Monday, Feb. 25, 1929

Bridges v. Ferries

Highway traffic, like many another thing, follows the cheapest route. Operators of the New Orleans-Pontchartrain toll bridge have made this unhappy discovery. The great span was born under politics, and politics in the form of free state ferries across the lake, caused its financial demise. This month, after a year's profitless operation, it went quietly into bankruptcy, unable to meet interest charges on its $5,500,000 construction cost.

Behind its failure is a story of petty Louisiana politics. Each bidder for the bridge franchise secured the services of a former Governor as counsel. When the New Orleans investment house of Watson-Williams won the bid, a retaliatory political campaign was begun for free ferries and a free bridge. Gov. Oramel Simpson campaigned for re-election on a free-bridge platform. So did Huey P. Long. Long won. Gov. Simpson, retiring, threw the free ferries into cut-throat competition with the private bridge, pending construction of a state bridge on which no tolls would be charged. Under Gov.
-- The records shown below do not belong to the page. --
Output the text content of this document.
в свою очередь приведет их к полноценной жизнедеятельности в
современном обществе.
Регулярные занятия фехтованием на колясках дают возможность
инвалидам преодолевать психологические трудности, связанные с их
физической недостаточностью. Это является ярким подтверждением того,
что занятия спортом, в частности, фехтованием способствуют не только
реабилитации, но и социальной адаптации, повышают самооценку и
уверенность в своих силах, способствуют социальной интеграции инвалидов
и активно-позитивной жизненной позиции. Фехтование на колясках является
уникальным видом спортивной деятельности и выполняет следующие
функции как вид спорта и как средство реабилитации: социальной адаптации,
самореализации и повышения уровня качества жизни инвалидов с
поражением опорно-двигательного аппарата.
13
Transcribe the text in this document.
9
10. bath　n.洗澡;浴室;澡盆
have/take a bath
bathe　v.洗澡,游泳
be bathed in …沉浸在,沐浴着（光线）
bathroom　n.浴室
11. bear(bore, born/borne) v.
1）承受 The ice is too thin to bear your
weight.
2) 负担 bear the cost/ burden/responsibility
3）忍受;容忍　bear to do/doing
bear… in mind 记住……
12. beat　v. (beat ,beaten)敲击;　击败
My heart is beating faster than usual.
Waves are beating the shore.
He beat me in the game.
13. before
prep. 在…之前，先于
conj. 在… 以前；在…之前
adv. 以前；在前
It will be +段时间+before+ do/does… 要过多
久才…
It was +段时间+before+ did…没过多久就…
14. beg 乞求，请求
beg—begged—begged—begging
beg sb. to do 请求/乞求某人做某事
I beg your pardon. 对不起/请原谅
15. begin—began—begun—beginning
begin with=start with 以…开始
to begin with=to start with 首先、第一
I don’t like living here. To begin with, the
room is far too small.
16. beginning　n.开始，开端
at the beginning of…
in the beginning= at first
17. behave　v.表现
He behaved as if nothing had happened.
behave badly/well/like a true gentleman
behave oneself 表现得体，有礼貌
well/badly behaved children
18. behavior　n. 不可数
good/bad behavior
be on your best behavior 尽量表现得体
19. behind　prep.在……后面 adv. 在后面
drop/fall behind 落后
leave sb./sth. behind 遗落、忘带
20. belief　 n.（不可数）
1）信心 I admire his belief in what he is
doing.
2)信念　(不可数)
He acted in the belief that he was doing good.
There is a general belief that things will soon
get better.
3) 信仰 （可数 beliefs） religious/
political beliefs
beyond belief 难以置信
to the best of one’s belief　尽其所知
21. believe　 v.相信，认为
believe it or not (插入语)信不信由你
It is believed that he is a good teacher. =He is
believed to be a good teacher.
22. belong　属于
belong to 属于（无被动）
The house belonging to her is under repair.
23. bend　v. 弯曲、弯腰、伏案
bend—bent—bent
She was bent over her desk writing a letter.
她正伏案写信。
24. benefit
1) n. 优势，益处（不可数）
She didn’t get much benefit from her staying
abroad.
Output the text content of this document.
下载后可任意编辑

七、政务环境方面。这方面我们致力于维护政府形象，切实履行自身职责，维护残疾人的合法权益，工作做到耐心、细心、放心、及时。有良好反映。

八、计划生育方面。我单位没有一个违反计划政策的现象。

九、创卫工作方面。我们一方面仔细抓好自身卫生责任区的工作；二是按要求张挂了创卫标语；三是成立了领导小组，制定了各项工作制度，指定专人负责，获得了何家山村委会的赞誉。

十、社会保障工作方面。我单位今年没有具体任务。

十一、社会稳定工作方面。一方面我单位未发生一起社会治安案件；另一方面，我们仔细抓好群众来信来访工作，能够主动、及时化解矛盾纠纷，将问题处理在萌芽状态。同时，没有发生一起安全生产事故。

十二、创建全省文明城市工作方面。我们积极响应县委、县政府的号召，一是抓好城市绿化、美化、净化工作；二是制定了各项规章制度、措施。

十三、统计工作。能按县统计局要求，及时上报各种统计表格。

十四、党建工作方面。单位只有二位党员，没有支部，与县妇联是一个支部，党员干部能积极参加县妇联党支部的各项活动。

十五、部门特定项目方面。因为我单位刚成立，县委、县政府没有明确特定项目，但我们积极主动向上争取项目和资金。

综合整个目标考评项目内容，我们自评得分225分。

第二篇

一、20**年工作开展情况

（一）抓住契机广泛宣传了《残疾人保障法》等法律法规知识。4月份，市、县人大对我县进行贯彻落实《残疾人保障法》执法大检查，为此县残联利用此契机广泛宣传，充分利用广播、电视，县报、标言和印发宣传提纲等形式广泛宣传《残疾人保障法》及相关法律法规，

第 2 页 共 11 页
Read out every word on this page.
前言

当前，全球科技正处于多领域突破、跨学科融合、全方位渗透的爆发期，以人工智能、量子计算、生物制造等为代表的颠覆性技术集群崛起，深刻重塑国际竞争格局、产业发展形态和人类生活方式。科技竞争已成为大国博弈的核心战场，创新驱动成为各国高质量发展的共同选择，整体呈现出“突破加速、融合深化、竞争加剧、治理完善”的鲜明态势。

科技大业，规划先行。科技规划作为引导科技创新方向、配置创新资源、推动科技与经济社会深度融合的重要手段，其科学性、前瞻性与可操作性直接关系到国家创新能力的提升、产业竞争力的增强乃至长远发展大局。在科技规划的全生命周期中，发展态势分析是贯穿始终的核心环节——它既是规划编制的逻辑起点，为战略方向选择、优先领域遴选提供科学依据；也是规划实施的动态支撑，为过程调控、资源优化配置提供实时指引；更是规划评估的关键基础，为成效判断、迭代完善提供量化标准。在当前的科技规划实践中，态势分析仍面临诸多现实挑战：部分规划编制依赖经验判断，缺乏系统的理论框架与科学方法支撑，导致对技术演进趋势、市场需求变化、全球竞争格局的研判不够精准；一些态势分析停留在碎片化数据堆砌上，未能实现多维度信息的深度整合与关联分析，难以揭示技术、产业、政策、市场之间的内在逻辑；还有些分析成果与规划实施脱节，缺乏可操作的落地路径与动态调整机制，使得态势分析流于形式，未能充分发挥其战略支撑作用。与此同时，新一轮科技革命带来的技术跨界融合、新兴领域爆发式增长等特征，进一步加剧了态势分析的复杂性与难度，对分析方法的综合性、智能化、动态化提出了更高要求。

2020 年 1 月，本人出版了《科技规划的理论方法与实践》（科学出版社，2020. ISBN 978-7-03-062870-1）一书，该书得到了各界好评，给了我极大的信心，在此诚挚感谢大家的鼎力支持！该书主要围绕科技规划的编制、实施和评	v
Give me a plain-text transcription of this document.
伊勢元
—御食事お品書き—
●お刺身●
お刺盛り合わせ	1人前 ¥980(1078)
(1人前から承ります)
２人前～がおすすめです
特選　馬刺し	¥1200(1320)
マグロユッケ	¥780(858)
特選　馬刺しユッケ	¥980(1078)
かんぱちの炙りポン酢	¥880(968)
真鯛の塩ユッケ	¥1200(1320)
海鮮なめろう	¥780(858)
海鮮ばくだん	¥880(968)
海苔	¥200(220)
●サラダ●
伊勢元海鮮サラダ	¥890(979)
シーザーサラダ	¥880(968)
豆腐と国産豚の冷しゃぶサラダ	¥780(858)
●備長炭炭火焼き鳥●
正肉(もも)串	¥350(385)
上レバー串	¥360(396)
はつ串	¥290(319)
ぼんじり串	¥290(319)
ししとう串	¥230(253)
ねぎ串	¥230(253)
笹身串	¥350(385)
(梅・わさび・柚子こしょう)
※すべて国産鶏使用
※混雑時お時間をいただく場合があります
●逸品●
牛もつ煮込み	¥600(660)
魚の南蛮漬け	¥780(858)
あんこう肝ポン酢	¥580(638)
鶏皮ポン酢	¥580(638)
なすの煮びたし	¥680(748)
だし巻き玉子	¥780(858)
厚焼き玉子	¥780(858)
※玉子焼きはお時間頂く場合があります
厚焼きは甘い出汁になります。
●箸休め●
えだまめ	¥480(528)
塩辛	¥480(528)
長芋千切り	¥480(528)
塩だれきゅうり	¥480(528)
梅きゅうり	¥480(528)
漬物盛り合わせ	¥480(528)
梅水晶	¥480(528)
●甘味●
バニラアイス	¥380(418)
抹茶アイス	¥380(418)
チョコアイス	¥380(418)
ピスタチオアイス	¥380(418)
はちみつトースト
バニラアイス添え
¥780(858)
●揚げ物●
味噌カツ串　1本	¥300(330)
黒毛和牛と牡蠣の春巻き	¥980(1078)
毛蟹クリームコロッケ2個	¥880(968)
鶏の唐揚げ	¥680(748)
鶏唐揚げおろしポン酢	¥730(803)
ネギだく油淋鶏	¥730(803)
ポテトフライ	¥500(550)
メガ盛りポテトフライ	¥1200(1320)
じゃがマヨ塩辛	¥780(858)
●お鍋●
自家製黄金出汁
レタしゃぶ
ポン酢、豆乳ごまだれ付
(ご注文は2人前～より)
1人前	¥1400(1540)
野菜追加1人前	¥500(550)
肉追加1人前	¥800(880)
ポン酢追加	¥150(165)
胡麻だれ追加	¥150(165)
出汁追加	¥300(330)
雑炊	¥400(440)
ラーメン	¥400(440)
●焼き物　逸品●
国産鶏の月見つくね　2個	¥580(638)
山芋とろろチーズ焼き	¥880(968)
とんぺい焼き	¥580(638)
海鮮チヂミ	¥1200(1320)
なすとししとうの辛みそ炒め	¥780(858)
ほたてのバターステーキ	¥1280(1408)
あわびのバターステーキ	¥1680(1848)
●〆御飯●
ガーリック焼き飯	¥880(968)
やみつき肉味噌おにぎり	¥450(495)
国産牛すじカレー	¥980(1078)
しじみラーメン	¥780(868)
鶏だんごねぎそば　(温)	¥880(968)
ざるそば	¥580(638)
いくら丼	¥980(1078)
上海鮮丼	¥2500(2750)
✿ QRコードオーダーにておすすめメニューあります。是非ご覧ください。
Long the state bridge is almost finished.

Two reasons exist for lack of public sympathy for the toll bridge: 1) it charged cash to cross; 2) "Yankee" dollars built it.

In New York where there are no free ferries, some bankers with $25,000,000 in cash and ample credit were last week seeking permission to build a colossal toll bridge across the narrows from Staten Island to Brooklyn. A narrows bridge is opposed by the War Department, which foresees New York Harbor clogged by its debris in case of war.